PWC4.5 is a decision tree algorithm for Pairwise Comparative Classification Problems (PWCCP) that extends the C4.5 induction algorithm. In PWCCP, instances are organised in pairs and the discriminative signal resides in the relationship between the paired feature values rather than in individual instances; PWC4.5 selects splits on induced within-pair relations (minimum / equal / maximum) using C4.5's gain-ratio criterion. The algorithm is introduced in the 2013 thesis and described in detail in El-Fiqi, Petraki, and Abbass (ACM TALLIP, 2016).

Datasets

The release contains the derived feature representations used in the experiments; it does not redistribute any source texts.

  • Synthetic benchmarks — 2D and 5D XOR-based datasets across eight noise levels, each with ten independently sampled replications (as used in the thesis and the 2016 TALLIP article).
  • Translator stylometry — 21 pairwise datasets of network-motif frequency features for the seven-translator Arabic-to-English Holy Qur'an corpus (74 chapters; the final six parts / juz'). Each instance is a numeric feature vector — the frequencies of the 13 size-three and 199 size-four directed word-adjacency network motifs — labelled by translator. This feature representation follows the network-motif approach of the 2013 thesis and El-Fiqi, Petraki, and Abbass (PLOS ONE, 2019).

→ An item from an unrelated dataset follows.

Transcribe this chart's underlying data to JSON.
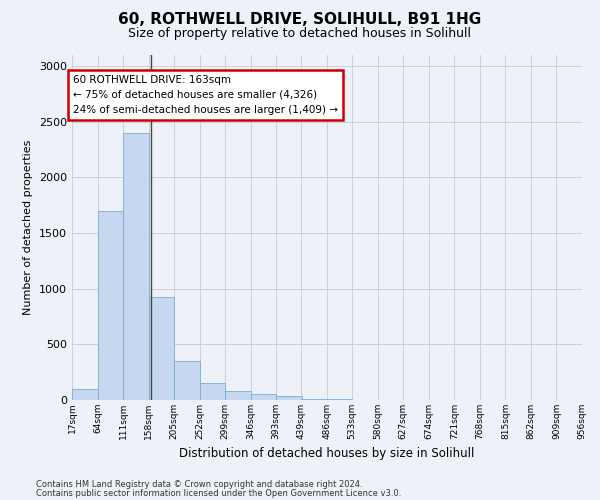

Data provenance and acknowledgements

The features were derived from third-party resources, gratefully acknowledged:

  • Translations — obtained from the Tanzil Qur'an project (translators: Muhammad Asad, Abdul Majid Daryabadi, Abul Ala Maududi, Mohammed Marmaduke Pickthall, Ahmed Raza Khan, Muhammad Sarwar, Abdullah Yusuf Ali).
  • Preprocessing (lemmatization) — the Natural Language Toolkit (NLTK).
  • Network-motif counting (size 3 and 4) — the Mfinder motif-detection tool.

Only the resulting numeric feature vectors are distributed here; the underlying translation texts are not included.

Usage

The attached pwc45-1.0.0.jar is self-contained (Apache Commons CLI bundled) and requires only a Java runtime (Java 7 or later; verified with Temurin 17):

java -jar pwc45-1.0.0.jar -ip data//2d_data//1st_exp// -f 2D_Noise_0.0 -u

License and citation

Source code under the MIT License; datasets under CC BY 4.0. Please cite the publications listed in the repository README / CITATION.cff. Primary references: the PWC4.5 algorithm — El-Fiqi, Petraki, and Abbass, ACM TALLIP 16(1), art. 2, 2016 (10.1145/2898997); the network-motif translator features — El-Fiqi, Petraki, and Abbass, PLOS ONE 14(2):e0211809, 2019 (10.1371/journal.pone.0211809).